Solution: The simple solution was to partition the table into six separate tables, and place them on six different machines (using separate disks rather than something like NFS). This leads to multiple benefits. First, the R-tree index is much smaller for each individual database and all of it (or a large fraction) can be stored in RAM. As a result, queries are significantly faster. Second, each database can be queried independently – since each one uses its own disk, the queries can be truly asynchronous.
The next step is to query these databases. The front end to Pub3D is a PHP page that retrieves results via a REST-like interface (example) to the actual databases. The interface is implemented in Python, using mod_python and psycopg2. Given that we have six databases that can be queried simultaneously, it’s natural that the Python code should be multi-threaded. But before describing that, let’s consider the performance of serial code. That is, query each database one by one. We use a simple query
select count(*) from pubchem_3d
The code to perform the queries would look something like this
for host, port in condetails: con = _getConnection(host, port) if not con: raise Exception cursor = con.cursor() cursor.execute(query) for row in cursor.fetchall(): allRows.append(row)
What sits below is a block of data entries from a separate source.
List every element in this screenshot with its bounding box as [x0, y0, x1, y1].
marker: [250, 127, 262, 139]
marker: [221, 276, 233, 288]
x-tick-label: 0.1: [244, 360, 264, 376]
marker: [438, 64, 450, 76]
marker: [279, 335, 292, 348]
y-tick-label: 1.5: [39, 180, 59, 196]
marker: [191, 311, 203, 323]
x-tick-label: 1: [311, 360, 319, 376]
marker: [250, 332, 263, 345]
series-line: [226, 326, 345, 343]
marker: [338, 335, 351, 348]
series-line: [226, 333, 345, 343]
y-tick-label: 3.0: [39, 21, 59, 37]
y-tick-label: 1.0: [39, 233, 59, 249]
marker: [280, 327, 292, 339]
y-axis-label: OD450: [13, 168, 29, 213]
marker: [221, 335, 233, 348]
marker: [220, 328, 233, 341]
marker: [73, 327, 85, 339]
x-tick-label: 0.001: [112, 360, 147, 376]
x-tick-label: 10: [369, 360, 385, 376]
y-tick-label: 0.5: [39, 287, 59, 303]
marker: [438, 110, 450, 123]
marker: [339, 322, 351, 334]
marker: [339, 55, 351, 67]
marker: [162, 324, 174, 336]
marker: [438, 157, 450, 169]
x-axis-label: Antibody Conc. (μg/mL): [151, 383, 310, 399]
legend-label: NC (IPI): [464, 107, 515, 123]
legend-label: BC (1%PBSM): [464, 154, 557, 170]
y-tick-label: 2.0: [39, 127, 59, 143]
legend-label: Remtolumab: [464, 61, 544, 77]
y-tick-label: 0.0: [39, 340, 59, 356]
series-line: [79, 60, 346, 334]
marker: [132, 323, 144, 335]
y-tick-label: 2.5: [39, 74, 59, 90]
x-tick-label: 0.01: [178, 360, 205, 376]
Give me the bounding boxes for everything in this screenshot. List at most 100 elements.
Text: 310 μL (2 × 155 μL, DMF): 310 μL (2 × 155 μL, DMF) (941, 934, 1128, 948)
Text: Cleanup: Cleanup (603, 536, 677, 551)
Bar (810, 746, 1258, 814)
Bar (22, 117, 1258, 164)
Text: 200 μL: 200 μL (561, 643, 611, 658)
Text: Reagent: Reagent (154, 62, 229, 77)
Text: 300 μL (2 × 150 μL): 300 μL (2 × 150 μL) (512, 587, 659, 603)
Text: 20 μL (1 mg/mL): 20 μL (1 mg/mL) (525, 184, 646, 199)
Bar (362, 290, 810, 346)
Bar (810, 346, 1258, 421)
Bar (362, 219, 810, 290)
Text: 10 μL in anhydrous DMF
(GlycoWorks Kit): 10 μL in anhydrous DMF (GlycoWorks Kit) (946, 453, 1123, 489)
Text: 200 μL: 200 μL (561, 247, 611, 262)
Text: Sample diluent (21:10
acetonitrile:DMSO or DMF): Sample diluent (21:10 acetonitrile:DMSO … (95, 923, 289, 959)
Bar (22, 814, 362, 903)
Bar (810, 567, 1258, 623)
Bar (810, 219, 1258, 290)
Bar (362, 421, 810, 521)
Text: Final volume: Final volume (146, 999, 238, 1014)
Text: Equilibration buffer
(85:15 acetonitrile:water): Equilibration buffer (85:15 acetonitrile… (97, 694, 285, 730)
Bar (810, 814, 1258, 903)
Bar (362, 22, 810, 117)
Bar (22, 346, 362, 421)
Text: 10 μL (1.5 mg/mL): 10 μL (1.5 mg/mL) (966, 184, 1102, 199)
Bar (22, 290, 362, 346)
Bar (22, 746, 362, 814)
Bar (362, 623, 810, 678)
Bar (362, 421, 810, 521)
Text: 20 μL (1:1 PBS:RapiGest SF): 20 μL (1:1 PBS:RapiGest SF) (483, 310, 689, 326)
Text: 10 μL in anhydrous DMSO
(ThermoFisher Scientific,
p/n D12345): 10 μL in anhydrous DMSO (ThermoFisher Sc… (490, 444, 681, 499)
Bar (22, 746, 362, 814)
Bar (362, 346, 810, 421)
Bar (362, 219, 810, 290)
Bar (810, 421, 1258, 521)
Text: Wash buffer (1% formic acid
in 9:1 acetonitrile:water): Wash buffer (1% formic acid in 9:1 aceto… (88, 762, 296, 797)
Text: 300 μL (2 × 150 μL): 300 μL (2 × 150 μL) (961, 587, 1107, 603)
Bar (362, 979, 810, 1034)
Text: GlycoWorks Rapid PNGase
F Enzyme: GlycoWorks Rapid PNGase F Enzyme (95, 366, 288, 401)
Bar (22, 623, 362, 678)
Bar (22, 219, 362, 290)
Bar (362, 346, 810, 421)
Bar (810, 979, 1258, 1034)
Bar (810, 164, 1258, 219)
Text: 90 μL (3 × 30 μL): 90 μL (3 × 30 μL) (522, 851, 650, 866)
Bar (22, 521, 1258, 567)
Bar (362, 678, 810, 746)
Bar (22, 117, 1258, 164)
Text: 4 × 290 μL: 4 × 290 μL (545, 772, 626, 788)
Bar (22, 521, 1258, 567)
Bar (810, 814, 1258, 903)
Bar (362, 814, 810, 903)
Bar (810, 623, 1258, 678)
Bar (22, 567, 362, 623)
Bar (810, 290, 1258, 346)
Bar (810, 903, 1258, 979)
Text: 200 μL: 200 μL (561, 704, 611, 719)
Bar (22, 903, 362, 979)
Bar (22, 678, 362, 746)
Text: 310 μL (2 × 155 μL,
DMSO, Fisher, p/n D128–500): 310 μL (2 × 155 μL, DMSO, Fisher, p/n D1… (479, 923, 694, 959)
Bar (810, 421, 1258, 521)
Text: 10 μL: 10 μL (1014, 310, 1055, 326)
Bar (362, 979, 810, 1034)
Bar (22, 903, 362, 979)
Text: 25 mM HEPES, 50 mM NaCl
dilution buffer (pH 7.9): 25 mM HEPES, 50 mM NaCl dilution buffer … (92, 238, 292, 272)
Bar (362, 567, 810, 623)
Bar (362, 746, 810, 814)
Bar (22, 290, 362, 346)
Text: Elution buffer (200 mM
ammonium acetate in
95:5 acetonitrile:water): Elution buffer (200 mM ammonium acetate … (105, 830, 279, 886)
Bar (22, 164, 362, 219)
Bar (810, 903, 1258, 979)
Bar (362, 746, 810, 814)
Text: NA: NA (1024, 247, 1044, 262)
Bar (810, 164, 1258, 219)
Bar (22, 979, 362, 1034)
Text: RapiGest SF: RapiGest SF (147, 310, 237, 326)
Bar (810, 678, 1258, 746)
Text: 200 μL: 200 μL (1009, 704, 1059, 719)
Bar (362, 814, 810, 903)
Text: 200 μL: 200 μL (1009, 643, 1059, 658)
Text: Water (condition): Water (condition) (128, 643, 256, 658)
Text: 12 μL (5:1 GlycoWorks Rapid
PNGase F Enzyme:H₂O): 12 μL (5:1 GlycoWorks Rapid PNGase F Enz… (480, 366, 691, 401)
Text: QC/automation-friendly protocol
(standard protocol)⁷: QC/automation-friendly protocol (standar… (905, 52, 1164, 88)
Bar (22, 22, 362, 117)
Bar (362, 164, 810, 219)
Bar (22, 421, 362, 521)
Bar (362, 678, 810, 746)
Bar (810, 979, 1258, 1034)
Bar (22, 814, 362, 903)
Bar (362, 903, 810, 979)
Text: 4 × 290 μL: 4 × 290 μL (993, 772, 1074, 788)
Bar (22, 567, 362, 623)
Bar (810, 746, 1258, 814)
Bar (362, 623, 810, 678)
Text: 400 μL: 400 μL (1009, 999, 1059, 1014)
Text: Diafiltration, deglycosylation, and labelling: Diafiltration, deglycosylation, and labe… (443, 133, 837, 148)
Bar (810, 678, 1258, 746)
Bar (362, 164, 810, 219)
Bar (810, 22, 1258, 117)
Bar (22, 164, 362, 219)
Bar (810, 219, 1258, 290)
The Python code connects to the databases remotely and simply retrieves the result of the query and places it into a global list. The time taken for the above code is approximately 17.4s (the database servers run Postgres 8.2 and have 4GB RAM, with 2.5GB allocated to shared_buffers)
But 17.4s is not fast enough. So we next consider how we can query the databases using multiple threads. To do this we create a class derived from threading.Thread, whose job is to query a single database.
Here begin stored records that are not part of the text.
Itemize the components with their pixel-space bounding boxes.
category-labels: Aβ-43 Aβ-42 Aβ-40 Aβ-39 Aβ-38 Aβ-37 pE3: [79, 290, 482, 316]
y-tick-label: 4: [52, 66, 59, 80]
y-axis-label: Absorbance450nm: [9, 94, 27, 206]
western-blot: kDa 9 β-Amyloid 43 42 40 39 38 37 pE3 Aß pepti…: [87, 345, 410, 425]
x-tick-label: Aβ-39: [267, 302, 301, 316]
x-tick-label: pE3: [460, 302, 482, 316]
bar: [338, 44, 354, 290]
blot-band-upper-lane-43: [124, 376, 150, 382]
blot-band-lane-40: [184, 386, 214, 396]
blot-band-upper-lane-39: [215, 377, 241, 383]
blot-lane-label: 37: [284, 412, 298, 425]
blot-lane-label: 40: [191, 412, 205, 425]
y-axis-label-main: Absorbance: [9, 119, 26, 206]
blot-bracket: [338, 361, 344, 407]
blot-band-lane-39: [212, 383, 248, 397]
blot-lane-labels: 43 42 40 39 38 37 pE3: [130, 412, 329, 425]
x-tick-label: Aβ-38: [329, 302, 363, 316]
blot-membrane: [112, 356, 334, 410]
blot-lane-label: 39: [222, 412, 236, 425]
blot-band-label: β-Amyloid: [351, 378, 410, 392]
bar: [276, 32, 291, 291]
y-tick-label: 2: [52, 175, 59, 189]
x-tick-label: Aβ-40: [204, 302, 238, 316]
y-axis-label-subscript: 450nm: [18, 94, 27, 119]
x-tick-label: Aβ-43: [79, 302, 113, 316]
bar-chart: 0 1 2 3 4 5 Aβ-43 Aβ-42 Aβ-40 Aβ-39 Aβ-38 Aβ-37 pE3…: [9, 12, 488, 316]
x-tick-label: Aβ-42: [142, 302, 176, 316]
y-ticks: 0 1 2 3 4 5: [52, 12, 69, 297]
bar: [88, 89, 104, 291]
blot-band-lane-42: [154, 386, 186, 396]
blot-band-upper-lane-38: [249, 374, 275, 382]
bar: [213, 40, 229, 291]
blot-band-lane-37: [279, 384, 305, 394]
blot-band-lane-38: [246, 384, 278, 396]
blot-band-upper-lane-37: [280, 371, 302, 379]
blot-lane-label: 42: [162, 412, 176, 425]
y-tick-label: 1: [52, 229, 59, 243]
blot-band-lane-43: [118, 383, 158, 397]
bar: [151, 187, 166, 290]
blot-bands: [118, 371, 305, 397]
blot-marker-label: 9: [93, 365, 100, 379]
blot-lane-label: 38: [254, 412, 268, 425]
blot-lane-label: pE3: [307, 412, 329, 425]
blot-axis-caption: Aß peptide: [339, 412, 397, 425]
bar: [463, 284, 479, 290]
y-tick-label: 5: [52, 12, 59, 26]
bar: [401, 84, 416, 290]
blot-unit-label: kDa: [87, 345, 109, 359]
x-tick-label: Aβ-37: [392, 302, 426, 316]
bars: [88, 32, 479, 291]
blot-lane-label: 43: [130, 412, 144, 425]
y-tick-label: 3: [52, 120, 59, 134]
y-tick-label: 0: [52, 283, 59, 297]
class DBThread(threading.Thread): def __init__(self, host, port, query): self.host = host self.port = port self.query = query threading.Thread.__init__(self)
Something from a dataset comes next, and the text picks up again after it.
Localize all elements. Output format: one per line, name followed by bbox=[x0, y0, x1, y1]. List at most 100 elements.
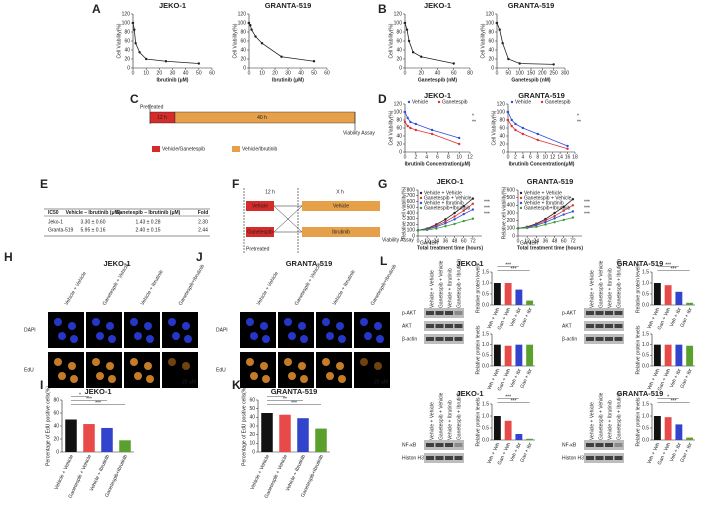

def run(self): global allRows con = _getConnection(self.host, self.port) if not con: return cursor = con.cursor() cursor.execute(self.query) for row in cursor.fetchall(): allRows.append(row) con.close() return
The class is initialized with the host name and port number for the remote database, along with the query string. When each instance of the class is started, it performs the query and puts the rows of the result into a global list. So we can easily start up six threads by writing, and wait for them to all finish before proceeding.
query = "select count(*) from pubchem_3d" for host, port in condetails: dbt = DBThread(host, port, query) threadList.append(dbt) dbt.start() while threading.activeCount() > 1: time.sleep(1)
When the above code is timed, we get all the results back in 4s – much nicer! Now, this is quite a simple problem as there are no deadlock issues and other monsters of multi-threaded programming to address.
Caveats: The code above is certainly not optimal. First, since there is overhead to starting a thread, so one should be using a thread pool. In this case, the number of threads is always fixed, so I didn’t bother. Second, and probably most importantly, the threading module does not really provide true threads. There has been much discussion surrounding the Global Interpreter Lock (GIL), and I’m not enough of an expert to comment on this. However the problem with the threading module can be seen by the fact that they all run on the same core of a multi-core CPU. Supposedly, Python3000 aims to solve this issue and provides true threading support. An alternative is to consider the multiprocessing module, in 2.6 and above. This module uses subprocess rather than threads and so provides support for concurrency that avoids the GIL. As with the threading module, it’s also quite easy to use.
But the conclusion is that for data parallel type tasks, the Python threading module allows us to easily write code to achieve nice speedups.